Gestion de la filière anacarde en Côte d’Ivoire : Adjoumani, Soro et les députés Pdci s’empoignent

La filière anacarde en Côte d’Ivoire est le nouveau ring des politiciens
Par Parfait Dagri
Publié le 23 avril 2019 à 18:50 | mis à jour le 24 avril 2019 à 07:38

Les difficultés de la filière anacarde en Côte d’Ivoire ont été la cause d'une nouvelle « bagarre » entre Kobenan Kouassi Adjoumani, Guillaume Soro et les députés Pdci.

Les anciens alliés s’empoignent sur les difficultés dans la filière anacarde en Côte d’Ivoire

Après le terrain politique, c’est au niveau économique que le ministre Kobenan Kouassi Adjoumani et les députés du Parti démocratique de Côte d’Ivoire (Pdci) ont transposé leurs divergences d’opinions. Alors que les députés se reclamant du groupe parlementaire Pdci avait dénoncé le déroulement de la campagne de commercialisation de la filière anacarde notamment le non-respect des prix, la replique ne s’est pas faite attendre du côté du Rassemblement des houphouetistes pour la démocratie et la paix (Rhdp). Dans une déclaration dont il a partagé le contenu sur sa page Facebook officiel ce mardi 23 avril 2019, le porte-parole du Rhdp, par aileurs ministre des Ressources animales et halieutiques, Kobenan Kouassi Adjoumani a tenu à repondre à ses ex-camarades, et par la même occasion, à Guillaume Soro qui avait également dénoncé la même situation lors d’un meeting le 20 avril 2019. « Le mercredi 17 avril sur les antennes de la Web télé Pdci 24 le député Isac Adi Kouamé a, au nom du groupe parlementaire Pdci-Rda, lu une déclaration relative, selon ses propres termes, à la mévente de l’anacarde. De même, le député Guillaume Kigbafori Soro, lors d’un meeting politique à Dabakala en date du 20 avril 2019, affirmait que l’anacarde devrait être acheté à 500 F Cfa voire 1500 F Cfa le kilo», a rappelé le responsable du Pdci-Renaissance.

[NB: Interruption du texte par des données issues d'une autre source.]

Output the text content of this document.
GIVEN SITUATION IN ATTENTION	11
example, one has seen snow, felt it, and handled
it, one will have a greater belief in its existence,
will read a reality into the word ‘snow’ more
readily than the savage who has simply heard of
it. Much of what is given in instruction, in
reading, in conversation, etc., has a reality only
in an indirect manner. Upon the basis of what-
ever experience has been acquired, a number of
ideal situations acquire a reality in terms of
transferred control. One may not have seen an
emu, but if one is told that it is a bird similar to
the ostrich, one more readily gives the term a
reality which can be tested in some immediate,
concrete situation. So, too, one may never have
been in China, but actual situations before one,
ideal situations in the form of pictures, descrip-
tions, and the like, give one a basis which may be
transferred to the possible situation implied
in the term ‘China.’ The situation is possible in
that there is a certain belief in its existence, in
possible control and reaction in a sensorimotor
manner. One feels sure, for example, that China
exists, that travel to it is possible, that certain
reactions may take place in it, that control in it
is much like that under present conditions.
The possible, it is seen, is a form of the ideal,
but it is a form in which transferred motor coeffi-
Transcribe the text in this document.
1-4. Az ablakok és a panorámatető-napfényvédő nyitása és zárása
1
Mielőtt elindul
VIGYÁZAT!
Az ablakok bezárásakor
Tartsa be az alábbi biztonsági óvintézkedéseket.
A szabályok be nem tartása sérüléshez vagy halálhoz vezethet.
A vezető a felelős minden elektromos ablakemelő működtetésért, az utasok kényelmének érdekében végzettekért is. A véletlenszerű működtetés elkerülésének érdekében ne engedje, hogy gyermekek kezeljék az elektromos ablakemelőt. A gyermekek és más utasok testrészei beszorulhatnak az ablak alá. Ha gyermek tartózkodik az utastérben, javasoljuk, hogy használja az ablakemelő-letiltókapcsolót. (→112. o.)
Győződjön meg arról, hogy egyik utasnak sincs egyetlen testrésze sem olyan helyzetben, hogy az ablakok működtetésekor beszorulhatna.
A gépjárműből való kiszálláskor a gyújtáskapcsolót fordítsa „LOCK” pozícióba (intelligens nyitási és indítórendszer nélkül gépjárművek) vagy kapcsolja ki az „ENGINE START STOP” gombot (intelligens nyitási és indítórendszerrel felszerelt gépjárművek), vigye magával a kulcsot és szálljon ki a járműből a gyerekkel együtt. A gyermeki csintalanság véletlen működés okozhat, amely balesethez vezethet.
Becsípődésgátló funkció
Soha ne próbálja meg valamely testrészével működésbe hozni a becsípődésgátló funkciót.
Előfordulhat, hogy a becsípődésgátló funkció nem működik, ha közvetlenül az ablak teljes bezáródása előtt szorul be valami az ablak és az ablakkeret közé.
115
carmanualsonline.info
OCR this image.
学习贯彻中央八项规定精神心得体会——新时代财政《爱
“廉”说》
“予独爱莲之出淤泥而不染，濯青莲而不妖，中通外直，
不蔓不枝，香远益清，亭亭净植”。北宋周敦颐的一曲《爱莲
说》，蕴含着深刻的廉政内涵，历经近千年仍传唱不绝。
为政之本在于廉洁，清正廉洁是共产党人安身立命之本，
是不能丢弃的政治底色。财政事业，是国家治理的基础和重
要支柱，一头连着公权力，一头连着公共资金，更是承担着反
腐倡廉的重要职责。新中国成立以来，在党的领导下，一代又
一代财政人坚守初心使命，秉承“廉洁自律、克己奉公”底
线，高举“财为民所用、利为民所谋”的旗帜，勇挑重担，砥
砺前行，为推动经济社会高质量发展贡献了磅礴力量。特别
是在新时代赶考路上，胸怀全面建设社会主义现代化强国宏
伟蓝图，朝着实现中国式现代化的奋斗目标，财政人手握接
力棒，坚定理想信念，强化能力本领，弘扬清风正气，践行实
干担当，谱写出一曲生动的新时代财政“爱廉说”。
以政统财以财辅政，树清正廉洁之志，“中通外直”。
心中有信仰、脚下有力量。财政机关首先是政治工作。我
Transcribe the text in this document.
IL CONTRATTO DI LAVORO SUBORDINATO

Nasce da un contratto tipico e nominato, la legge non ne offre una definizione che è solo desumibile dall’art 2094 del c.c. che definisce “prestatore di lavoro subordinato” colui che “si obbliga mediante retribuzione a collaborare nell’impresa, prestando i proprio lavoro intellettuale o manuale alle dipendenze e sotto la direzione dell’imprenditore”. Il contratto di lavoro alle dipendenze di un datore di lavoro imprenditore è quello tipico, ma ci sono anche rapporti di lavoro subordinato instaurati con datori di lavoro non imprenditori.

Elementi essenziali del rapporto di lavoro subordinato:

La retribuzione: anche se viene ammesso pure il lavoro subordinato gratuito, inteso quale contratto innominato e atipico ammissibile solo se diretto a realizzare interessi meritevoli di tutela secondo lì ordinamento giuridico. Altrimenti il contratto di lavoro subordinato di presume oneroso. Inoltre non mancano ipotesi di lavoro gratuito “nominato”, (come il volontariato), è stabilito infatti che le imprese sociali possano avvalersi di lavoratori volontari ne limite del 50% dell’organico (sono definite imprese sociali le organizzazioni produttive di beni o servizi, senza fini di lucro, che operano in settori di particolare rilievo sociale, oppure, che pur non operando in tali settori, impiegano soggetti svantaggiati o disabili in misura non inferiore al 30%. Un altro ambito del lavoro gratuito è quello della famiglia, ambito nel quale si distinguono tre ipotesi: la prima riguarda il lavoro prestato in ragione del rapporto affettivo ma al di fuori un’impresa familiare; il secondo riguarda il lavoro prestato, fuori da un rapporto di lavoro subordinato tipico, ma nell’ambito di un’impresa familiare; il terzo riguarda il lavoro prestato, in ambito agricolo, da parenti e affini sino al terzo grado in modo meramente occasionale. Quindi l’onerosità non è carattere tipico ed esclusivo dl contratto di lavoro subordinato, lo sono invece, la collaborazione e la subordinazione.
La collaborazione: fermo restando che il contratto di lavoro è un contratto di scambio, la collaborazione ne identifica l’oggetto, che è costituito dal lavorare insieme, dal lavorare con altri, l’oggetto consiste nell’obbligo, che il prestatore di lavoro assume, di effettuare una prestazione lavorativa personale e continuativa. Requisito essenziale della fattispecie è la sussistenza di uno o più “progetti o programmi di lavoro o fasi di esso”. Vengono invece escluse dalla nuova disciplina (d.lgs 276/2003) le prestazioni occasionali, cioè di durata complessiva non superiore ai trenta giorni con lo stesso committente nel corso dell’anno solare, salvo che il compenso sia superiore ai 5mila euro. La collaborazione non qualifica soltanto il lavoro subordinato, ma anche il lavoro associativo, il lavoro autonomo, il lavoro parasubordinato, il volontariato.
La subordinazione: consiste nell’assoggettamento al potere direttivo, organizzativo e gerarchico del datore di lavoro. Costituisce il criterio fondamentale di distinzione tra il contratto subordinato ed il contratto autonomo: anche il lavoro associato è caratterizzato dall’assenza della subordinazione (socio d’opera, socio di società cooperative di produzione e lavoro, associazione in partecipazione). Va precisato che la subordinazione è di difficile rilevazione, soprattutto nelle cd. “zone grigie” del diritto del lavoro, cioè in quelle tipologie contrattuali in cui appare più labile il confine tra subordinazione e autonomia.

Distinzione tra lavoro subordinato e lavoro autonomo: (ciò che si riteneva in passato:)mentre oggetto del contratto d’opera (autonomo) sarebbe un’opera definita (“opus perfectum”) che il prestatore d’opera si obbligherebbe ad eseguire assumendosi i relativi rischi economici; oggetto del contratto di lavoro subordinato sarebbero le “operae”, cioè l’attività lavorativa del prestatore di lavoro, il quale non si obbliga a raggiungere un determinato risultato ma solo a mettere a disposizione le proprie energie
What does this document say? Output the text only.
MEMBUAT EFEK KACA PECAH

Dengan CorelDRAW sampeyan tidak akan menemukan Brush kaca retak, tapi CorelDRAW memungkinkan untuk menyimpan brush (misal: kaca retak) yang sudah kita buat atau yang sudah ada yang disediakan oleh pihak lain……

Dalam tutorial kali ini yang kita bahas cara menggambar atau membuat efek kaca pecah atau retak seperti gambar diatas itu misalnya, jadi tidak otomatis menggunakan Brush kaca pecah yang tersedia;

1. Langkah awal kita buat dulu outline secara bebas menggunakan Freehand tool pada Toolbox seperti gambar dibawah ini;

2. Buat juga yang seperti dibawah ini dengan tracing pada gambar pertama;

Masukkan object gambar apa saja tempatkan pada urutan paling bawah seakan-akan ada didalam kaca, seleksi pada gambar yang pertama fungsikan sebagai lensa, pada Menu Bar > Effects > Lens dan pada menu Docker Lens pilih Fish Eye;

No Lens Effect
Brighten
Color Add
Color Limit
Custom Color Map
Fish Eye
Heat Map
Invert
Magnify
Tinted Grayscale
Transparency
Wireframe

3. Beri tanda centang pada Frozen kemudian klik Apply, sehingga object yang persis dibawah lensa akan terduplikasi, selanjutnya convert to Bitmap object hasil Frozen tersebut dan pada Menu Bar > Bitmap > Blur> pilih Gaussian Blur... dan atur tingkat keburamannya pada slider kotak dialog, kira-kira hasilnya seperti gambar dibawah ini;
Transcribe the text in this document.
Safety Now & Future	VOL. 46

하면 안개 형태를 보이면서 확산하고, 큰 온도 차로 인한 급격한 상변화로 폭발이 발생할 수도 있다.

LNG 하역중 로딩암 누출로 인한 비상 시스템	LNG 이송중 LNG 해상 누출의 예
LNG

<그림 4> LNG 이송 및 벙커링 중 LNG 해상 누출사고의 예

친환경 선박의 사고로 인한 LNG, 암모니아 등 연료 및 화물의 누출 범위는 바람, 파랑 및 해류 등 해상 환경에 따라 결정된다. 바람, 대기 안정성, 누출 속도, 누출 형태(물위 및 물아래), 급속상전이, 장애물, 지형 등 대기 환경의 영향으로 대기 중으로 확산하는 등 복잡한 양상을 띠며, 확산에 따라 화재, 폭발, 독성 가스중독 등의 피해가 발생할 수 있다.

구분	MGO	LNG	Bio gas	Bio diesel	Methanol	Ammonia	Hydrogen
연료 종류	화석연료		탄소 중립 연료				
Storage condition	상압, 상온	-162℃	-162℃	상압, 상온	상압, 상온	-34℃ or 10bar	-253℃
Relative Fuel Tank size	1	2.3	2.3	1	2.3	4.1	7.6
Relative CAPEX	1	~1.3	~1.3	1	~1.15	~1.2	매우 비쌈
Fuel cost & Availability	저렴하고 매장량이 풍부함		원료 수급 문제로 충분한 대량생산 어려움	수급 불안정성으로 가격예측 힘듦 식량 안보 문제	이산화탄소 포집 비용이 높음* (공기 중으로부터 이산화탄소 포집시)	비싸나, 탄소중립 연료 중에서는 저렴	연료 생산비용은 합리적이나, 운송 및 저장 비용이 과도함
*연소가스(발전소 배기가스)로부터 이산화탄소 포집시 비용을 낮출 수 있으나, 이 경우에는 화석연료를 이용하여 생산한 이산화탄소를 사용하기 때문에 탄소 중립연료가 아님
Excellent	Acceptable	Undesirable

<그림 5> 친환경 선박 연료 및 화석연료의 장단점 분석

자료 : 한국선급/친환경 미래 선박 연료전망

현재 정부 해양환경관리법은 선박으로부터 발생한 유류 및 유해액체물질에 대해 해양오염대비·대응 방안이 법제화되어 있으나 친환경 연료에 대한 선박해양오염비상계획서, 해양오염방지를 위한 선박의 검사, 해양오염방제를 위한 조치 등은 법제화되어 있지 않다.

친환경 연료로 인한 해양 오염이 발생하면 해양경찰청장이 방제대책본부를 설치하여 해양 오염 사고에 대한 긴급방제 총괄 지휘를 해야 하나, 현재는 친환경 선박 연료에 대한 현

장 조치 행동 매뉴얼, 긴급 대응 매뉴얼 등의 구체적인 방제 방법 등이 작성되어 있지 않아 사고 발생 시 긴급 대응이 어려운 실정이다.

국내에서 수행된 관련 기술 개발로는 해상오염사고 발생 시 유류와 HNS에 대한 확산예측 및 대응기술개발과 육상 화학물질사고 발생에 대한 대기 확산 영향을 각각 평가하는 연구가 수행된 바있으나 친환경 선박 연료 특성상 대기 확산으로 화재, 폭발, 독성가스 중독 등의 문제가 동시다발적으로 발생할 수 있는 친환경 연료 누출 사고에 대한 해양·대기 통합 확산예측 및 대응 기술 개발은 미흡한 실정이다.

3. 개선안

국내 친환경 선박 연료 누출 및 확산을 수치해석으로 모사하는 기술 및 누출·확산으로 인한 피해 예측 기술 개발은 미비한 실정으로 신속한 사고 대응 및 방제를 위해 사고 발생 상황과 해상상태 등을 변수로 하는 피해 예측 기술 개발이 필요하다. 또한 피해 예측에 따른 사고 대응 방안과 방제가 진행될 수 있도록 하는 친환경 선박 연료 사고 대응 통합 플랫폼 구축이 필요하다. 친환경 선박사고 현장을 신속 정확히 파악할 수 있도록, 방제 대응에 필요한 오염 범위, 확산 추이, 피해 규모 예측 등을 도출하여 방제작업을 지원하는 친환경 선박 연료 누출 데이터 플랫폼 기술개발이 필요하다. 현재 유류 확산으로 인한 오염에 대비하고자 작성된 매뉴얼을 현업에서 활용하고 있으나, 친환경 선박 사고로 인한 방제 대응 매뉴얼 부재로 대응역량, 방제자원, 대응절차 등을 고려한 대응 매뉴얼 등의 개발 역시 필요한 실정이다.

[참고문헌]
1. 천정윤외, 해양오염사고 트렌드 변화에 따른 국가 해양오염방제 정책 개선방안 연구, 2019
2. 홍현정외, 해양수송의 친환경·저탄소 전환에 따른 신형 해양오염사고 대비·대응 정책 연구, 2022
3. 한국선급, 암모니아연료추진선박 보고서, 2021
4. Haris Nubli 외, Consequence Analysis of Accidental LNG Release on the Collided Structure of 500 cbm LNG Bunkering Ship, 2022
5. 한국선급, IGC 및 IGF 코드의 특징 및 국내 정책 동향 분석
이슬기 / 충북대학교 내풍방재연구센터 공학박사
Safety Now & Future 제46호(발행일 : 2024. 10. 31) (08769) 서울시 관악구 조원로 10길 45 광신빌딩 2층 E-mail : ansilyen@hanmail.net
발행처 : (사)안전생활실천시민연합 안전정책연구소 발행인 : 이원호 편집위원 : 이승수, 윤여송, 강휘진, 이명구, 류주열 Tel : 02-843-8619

Reponse du berger à la bergère

A l’en croire, les difficultés observées dans la filière anacarde en Côte d'Ivoire et qui du reste, sont propres à tous les pays producteurs de l’anacarde, ont été bien gérées par le gouvernement. Lequel a pris des mesures à l’effet d’anticiper lesdites difficultés et amoindrir leur impact sur les acteurs de la filière. « C’est seulement à partir du dernier trimestre 2018, que la commercialisation des noix de cajou brute connait un ralentissement lié à la fois à une production mondiale de plus en plus abondante et une chute de 38% des prix des amandes avec pour conséquence, de nombreux cas de faillite de transformateurs et de négociants. Cela a entrainé des impayés au niveau des banques, instaurant une perte de confiance entre les acteurs et intervenants de la chaine de commercialisation aussi bien au niveau national qu’international », a justifié le ministre. Qui s’est offusqué des accusations portées par le groupe parlementaire Pdci et le député de Ferkéssédougou dont il a regretté les « déclarations purement mensongères et démagogiques ». Il a saisi l’occasion pour souligner implicitement la responsabilité du président du Comité politique dans la crise que connaît la filière anacarde en Côte d'Ivoire. « Il est bon de rappeler qu’avant la réforme, les noix de cajou étaient vendues bord champ entre 25F Cfa et 200F Cfa le kilogramme, une période où M. Guillaume Kigbafori Soro était Premier ministre et Chef de la Rébellion contrôlant le nord du pays », a t-il lancé à ses anciens amis qui se sont récemment constitué en défenseurs des acteurs de la filière anacarde en Côte d’Ivoire.